Python Forum

Full Version: [nltk] Relations Extractor
You're currently viewing a stripped down version of our content. View the full version with proper formatting.
Hello

I use nltk.sem.relextract to extract relations in text. I have a problem.

What I do:

1. Tools:

import nltk
import re 
from nltk.chunk import ne_chunk_sents
from nltk.sem import relextract
2. Take simple sentence and prepare it

sent = "China is in Asia"
sent = chunker(nltk.pos_tag(sent.split())) // tokenizing, tagging, chunking in NEs
sent
Tree('S', [Tree('GPE', [('China', 'NNP')]), ('in', 'IN'), Tree('GPE', [('Asia', 'NNP')])])
3. Pattern:

IN = re.compile (r'.*\bin\b(?!\b.+ing)')
4. Processing:

for rel in  nltk.sem.extract_rels('GPE','GPE',sent,corpus='ace',pattern=IN):
   print(nltk.sem.relextract.rtuple(rel))
[]
Fail! What is wrong?
It seems that your question is related with the following issue.
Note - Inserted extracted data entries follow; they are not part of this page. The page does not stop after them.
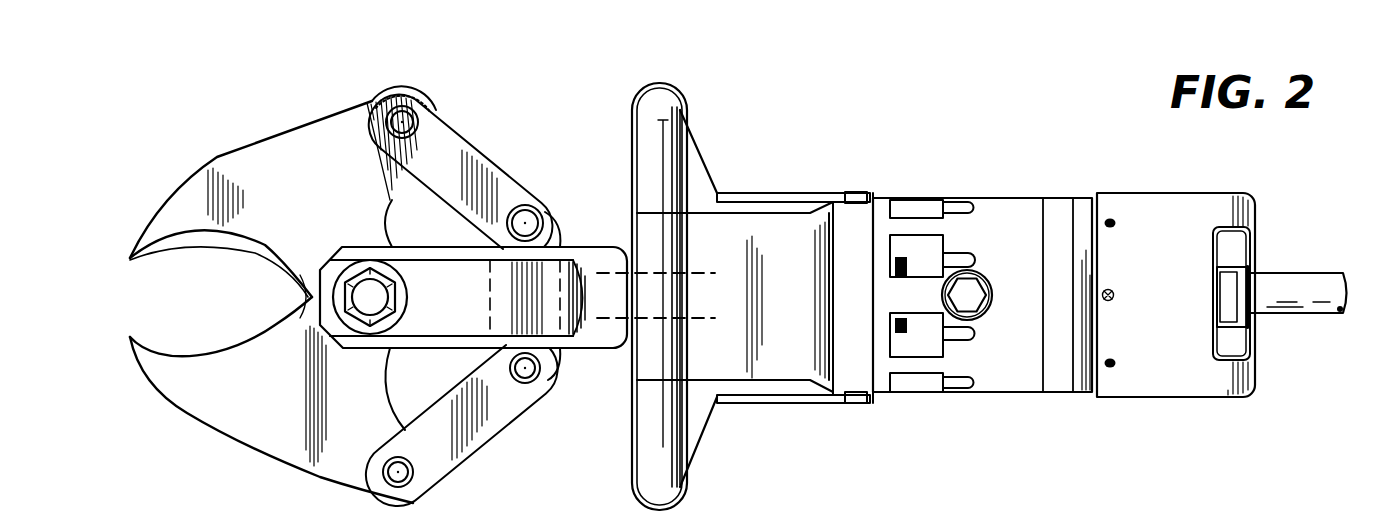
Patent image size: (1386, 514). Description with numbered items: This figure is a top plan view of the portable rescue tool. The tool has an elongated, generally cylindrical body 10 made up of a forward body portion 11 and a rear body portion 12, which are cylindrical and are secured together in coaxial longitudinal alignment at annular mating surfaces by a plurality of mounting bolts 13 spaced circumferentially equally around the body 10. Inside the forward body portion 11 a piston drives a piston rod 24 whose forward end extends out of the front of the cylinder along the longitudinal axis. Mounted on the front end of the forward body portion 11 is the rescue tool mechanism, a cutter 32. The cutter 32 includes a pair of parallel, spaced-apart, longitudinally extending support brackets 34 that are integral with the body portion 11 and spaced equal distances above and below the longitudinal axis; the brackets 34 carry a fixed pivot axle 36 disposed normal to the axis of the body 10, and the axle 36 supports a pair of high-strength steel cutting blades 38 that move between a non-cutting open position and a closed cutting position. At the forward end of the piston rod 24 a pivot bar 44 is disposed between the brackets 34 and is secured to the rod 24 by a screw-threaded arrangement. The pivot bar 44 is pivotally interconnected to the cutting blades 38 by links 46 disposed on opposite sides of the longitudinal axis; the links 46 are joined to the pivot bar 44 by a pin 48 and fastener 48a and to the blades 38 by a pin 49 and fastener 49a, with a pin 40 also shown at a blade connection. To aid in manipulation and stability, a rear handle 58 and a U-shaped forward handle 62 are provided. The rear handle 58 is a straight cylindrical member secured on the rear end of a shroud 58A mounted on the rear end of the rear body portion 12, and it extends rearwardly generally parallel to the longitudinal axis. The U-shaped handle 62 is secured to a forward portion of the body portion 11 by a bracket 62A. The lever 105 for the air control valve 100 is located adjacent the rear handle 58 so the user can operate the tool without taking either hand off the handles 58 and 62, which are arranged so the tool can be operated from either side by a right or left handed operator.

The tool body 10 is at (936, 157).
The forward body portion 11 is at (737, 220).
The rear body portion 12 is at (1007, 202).
The mounting bolts 13 is at (907, 263).
The piston rod 24 is at (613, 323).
The cutter 32 is at (350, 97).
The support brackets 34 is at (447, 348).
The pivot axle 36 is at (400, 298).
The cutting blades 38 is at (275, 148).
The pivot pin 40 is at (398, 472).
The pivot bar 44 is at (487, 240).
The links 46 is at (453, 157).
The pin 48 is at (527, 207).
The fastener 48a is at (553, 217).
The pin 49 is at (408, 103).
The fastener 49a is at (420, 122).
The rear handle 58 is at (1293, 277).
The shroud 58A is at (1173, 160).
The U-shaped forward handle 62 is at (677, 110).
The bracket 62A is at (810, 193).
The air control valve 100 is at (1235, 335).
The lever 105 is at (1247, 263).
Nevertheless, your problem isn't fully reproducible, because the chunker function isn't defined.
chunker it is just nltk.ne_chunk()

I have read this post before I created this thread, however it is does not work. I do all how it is explained in "Natural Language Processing with Python" (p. 284-290).
I have solved the problem with editing of code of package nltk. Now it works.

But still I wonder why I should do it in order to receive a result with such simple expample as "China is in Asia"? Why the author does not fix it?